I'm not sure if things have really changed that much or if my memory is simply fuzzy, but elementary school doesn't seem to be the same now as it was when I was a kid. What's taught seems the same—I remember learning about multiplication and the Declaration of Independence, just like my kids are learning now. I think the difference is what was left out with me is often included with them.
Things like divorce, for instance. A lot more of that nowadays than when I was a kid. And things like drugs and sex and alcohol, things that I never even considered until high school. Kids have to grow up faster nowadays. Many times, I don't think that's a good thing.
Sometimes, it might be.
Added to the drugs/sex/alcohol thing is the understanding that life can be a fragile thing, there one moment and gone the next. It's the sort of thing you want to keep far from a child for as long as possible. Not so for the students at my children's school, who for the past year or so have watched one of their own face his own mortality.
His name is Ethan Blevins. Eight years old, precocious, fun-loving, football fan. A normal kid for all of his life until the sickness came, one that worsened and wouldn't leave. Doctor visits and tests and several diagnoses later, it was revealed that Ethan had Leukemia. In one fell swoop, his childhood—and very likely his life—was over.
He's been in and out of the hospital since, in for a few months now. The cancer has taken its toll. Not just on Ethan, but his family. He's waiting on a bone marrow transplant now. No one's sure if such an invasive, scary procedure will do any good.
That we live in a world where children die from disease is a tragedy, but it's a reality no one can change. We may all pray for a day when a cure for cancer is found, but it's likely that day will come too late for little Ethan.

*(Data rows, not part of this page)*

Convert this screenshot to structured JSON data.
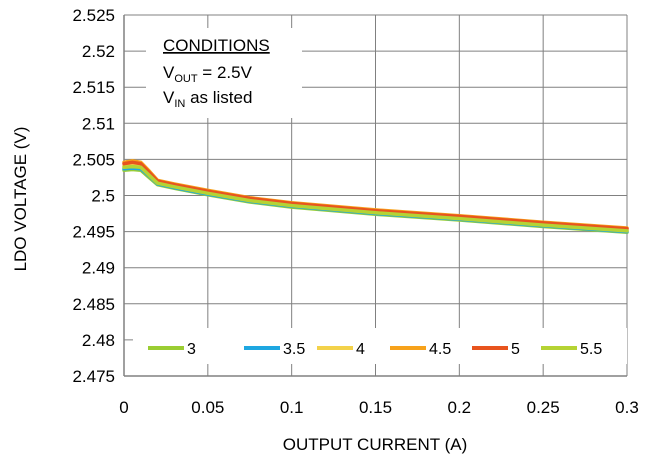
{
  "chart_data": {
    "type": "line",
    "title": "",
    "xlabel": "OUTPUT CURRENT (A)",
    "ylabel": "LDO VOLTAGE (V)",
    "xlim": [
      0,
      0.3
    ],
    "ylim": [
      2.475,
      2.525
    ],
    "xticks": [
      "0",
      "0.05",
      "0.1",
      "0.15",
      "0.2",
      "0.25",
      "0.3"
    ],
    "yticks": [
      "2.475",
      "2.48",
      "2.485",
      "2.49",
      "2.495",
      "2.5",
      "2.505",
      "2.51",
      "2.515",
      "2.52",
      "2.525"
    ],
    "grid": true,
    "legend_position": "bottom",
    "annotation": {
      "heading": "CONDITIONS",
      "line1_main": "V",
      "line1_sub": "OUT",
      "line1_rest": " = 2.5V",
      "line2_main": "V",
      "line2_sub": "IN",
      "line2_rest": " as listed"
    },
    "x": [
      0,
      0.005,
      0.01,
      0.015,
      0.02,
      0.03,
      0.05,
      0.075,
      0.1,
      0.15,
      0.2,
      0.25,
      0.3
    ],
    "series": [
      {
        "name": "3",
        "color": "#9ACD32",
        "values": [
          2.5035,
          2.5036,
          2.5035,
          2.5025,
          2.5015,
          2.501,
          2.5001,
          2.4991,
          2.4984,
          2.4974,
          2.4966,
          2.4957,
          2.4949
        ]
      },
      {
        "name": "3.5",
        "color": "#1EA7E1",
        "values": [
          2.5037,
          2.5038,
          2.5037,
          2.5027,
          2.5016,
          2.5011,
          2.5002,
          2.4992,
          2.4985,
          2.4975,
          2.4967,
          2.4958,
          2.495
        ]
      },
      {
        "name": "4",
        "color": "#F3D24A",
        "values": [
          2.5041,
          2.5043,
          2.5041,
          2.503,
          2.5018,
          2.5013,
          2.5004,
          2.4994,
          2.4987,
          2.4977,
          2.4969,
          2.496,
          2.4952
        ]
      },
      {
        "name": "4.5",
        "color": "#F7A21B",
        "values": [
          2.5046,
          2.5048,
          2.5046,
          2.5034,
          2.5021,
          2.5016,
          2.5007,
          2.4997,
          2.499,
          2.498,
          2.4972,
          2.4963,
          2.4955
        ]
      },
      {
        "name": "5",
        "color": "#E8541E",
        "values": [
          2.5044,
          2.5046,
          2.5044,
          2.5032,
          2.502,
          2.5015,
          2.5006,
          2.4996,
          2.4989,
          2.4979,
          2.4971,
          2.4962,
          2.4954
        ]
      },
      {
        "name": "5.5",
        "color": "#B5D334",
        "values": [
          2.5039,
          2.504,
          2.5039,
          2.5028,
          2.5017,
          2.5012,
          2.5003,
          2.4993,
          2.4986,
          2.4976,
          2.4968,
          2.4959,
          2.4951
        ]
      }
    ]
  }
}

You can't change that. It's horrible and it's wrong and it's tragic. It's also reality. And yet rather than Ethan lament what he cannot change, he has focused on what he can. That's when he came up with the idea for the postcards.

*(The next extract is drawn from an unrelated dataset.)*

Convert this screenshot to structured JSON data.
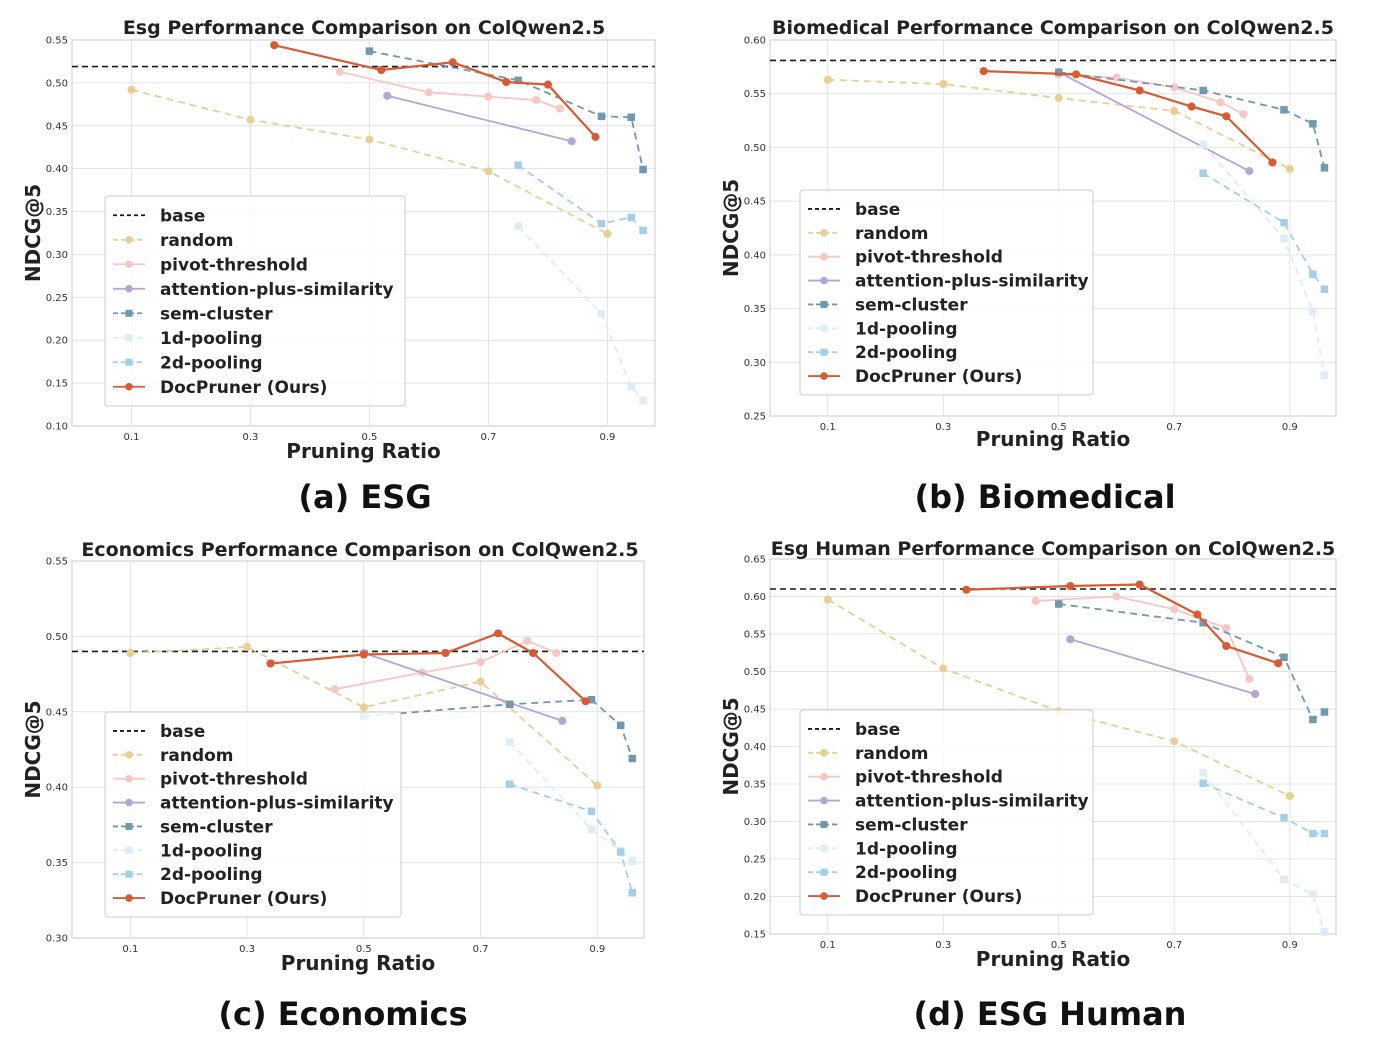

Sending Ethan Blevins a postcard won't cure him. It won't bring peace to the world or jobs to the economy. It won't stop climate change. It will, however, bring a measure of hope to a boy who may not see his next birthday. The postcard and stamp might cost you a dollar, but to him, it'll be priceless.
He's trying to get a thousand of them, from all over the country. Family, friends, strangers, doesn't matter. Ethan has received hundreds so far, and he's read every one. It makes him feel better to know that people have thought about him. I think deep down, that's what we all really want.
If you're so inclined, you can send your own postcard to:
Ethan Blevins
University of Virginia Medical Center
7 West Room 7182
1215 Lee Street
Charlottesville, VA 22908
Tell him to hang in there. Tell him you're praying. Just tell him hi. You won't change the world, but you'll change him.
And you just might find yourself changed, too.